В середине стола в пластмассовой миске разложен был надин хворост — не виданное на шарашке изделие. Для семерых мужских ртов его казалось до смешного мало. Потом было печенье просто и печенье с намазанным на него кремом и потому называвшееся пирожным. Ещё была сливочная тянучка, полученная кипячением нераспечатанной банки сгущённого молока. А за спиной Нержина в тёмной литровой банке таилось то привлекательное нечто, для чего предназначались бокалы. Это была толика спиртного, вымененная у зэков химической лаборатории на кусок «классного» гетинакса. Спирт был разбавлен водой в пропорции один к четырём, а потом закрашен сгущённым какао. Это была коричневая малоалкогольная жидкость, которая, однако, с нетерпением ожидалась.
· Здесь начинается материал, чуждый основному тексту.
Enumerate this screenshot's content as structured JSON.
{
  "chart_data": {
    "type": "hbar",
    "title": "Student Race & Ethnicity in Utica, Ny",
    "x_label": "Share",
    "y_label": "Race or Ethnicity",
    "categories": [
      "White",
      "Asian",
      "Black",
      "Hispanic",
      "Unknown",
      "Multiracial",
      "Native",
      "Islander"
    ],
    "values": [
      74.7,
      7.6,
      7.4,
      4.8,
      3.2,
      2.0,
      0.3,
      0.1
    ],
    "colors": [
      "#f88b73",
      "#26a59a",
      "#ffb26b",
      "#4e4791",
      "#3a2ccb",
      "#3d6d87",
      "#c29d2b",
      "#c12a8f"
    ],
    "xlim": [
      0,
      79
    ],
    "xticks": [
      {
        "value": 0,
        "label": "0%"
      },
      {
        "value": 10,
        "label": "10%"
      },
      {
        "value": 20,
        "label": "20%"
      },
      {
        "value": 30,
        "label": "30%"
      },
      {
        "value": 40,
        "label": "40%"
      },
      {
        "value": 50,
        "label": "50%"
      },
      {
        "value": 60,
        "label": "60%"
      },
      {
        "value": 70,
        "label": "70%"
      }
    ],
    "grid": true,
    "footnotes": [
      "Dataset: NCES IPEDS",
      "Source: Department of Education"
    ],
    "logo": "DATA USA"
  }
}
— А что, господа? — картинно откинувшись и даже в полутьме купе блестя глазами, призвал Сологдин. — Давайте вспомним, кто из нас и когда сидел последний раз за пиршественным столом.
— Я — вчера, с немцами, — буркнул Рубин, не любя пафоса.
Что Сологдин называл иногда общество господами, Рубин понимал как результат его ушибленности двенадцатью годами тюрьмы. Нельзя ж было подумать, что человек на тридцать третьем году революции может произносить это слово серьёзно. От той же ушибленности и понятия Сологдина были извращённые во многом, Рубин старался это всегда помнить и не вспыхивать, хотя слушать приходилось вещи диковатые.